One of Douglass's central claims in Narrative of the Life of Frederick Douglass is his distinction between what he regards as true Christianity, which is ultimately irreconcilable with slavery, and the Christianity professed by slaveholders. He recognized that the abolition movement for which he became a symbol and a leader was motivated by a Christian spirit of reform. But he also argued that slavery was upheld, justified, and given some sort of moral sanction by another, perverted form of religion.
The slave auctioneer' s bell and the church-going bell chime in with each other, and the bitter cries of the heart-broken slave are drowned in the religious shouts of his pious master.’’

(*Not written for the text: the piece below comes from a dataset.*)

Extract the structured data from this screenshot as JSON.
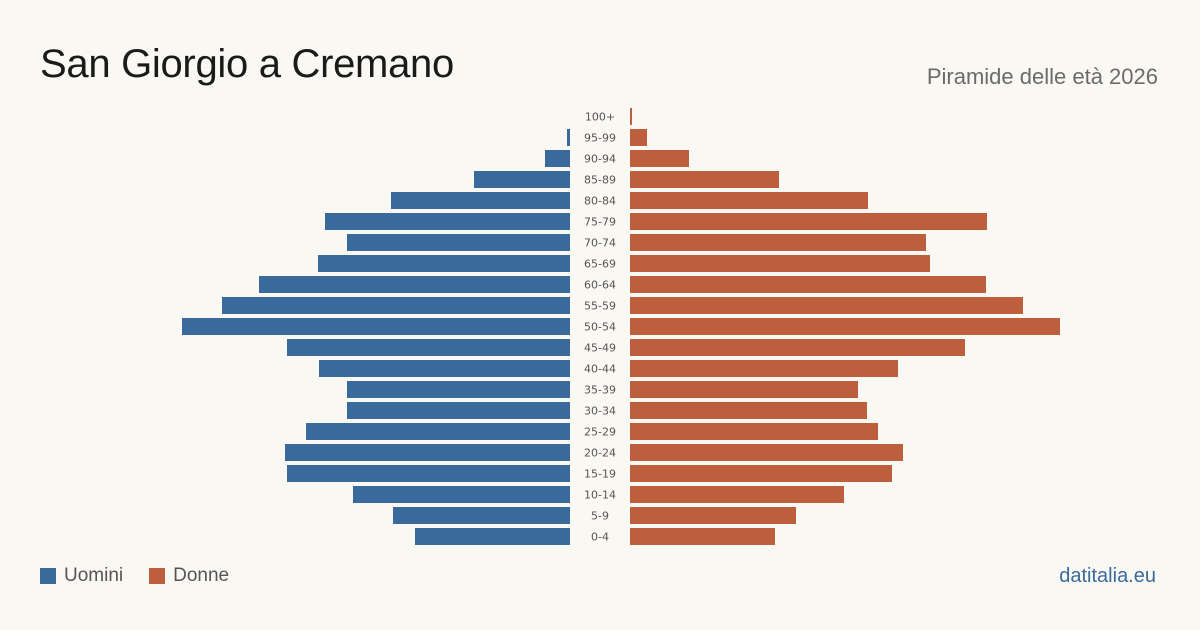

Slavery was not contrary to this form of Christianity, indeed it went hand in hand with it. Douglass repeatedly emphasizes the fact that his most brutal owners were Christians, and he does so for a purpose. Captain Auld, in particular, actually becomes a much more brutal master after discovering religion, as it gave him "religious sanction and support for his slaveholding cruelty. Auld often quoted the line from the Book of Luke that claimed that "he that knoweth his master's will, and doeth it not, shall be beaten with many stripes." Douglass observes that his master misinterprets the passage, but the point is clear that Southern slave owners used religion to buttress their claims to superiority and hegemony over their slaves.